Hip replacement surgery
Hip replacement surgery is a procedure in which a
surgeon makes an incision over the side of the thigh,
removes the diseased parts of the hip joint, and replaces
them with new, artificial parts
The diagnosis is generally confirmed by X-ray by
observing following two lines:
(a) Shenton’s line: In a radiograph of the hip region, the
Shenton’s line is represented by a continuous curved
line formed by the upper border of the obturator
foramen and lower margin of the neck of the femur.
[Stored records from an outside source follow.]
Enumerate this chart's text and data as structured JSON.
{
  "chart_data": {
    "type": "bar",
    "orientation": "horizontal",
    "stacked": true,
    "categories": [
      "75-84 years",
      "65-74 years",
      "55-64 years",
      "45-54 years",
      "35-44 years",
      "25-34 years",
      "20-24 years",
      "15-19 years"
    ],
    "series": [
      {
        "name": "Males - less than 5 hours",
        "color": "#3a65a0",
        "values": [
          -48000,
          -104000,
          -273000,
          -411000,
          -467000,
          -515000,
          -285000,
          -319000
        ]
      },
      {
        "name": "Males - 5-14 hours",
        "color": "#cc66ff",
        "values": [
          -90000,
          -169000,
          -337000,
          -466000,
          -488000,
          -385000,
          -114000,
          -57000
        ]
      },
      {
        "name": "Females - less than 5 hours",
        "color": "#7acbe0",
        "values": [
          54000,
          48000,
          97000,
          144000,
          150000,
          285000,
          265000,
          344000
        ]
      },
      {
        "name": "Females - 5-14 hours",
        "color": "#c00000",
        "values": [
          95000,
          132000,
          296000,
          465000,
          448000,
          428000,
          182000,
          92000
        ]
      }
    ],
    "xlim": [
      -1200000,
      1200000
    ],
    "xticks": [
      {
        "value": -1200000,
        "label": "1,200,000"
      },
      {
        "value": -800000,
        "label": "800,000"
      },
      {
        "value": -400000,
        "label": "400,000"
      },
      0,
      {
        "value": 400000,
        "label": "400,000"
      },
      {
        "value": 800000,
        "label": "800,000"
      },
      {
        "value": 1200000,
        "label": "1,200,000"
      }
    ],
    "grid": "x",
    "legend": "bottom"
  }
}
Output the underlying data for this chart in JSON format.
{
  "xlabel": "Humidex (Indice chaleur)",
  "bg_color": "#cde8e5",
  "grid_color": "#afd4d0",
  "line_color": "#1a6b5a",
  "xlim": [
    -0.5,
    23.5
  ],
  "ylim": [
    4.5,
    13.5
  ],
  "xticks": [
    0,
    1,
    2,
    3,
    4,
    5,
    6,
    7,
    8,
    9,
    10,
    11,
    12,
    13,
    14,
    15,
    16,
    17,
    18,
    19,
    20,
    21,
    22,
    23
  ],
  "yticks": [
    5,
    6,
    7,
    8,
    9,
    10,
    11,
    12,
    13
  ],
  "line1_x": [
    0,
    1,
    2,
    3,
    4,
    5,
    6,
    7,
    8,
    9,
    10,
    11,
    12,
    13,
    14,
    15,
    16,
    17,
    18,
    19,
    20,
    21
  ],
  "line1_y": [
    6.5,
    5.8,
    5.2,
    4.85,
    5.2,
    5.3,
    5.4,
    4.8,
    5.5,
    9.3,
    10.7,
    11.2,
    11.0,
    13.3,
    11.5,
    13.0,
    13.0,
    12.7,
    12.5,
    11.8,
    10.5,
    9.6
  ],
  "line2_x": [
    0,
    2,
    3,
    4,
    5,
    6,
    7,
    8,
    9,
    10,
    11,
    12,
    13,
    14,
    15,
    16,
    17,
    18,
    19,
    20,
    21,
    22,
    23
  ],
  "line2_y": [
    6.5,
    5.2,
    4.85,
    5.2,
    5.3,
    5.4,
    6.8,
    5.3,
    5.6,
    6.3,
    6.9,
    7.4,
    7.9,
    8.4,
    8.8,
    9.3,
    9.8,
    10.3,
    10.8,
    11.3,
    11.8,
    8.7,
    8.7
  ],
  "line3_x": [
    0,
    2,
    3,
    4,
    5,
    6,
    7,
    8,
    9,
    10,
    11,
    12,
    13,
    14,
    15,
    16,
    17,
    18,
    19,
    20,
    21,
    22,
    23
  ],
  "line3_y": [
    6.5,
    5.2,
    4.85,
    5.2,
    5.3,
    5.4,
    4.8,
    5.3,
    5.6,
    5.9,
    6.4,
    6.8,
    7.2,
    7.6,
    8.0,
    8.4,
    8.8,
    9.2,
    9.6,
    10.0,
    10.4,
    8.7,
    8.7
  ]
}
This curve is disrupted in fracture neck of the femur or
dislocation of the hip joint.
(b) Schoemaker’s line: It is a straight line that extends
from the tip of the greater trochanter to the anterior
superior iliac spine and continues upward over the
anterior abdominal wall to reach the umbilicus. If
greater trochanter is elevated (e.g., fracture of the neck
of femur) this line passes below the umbilicus.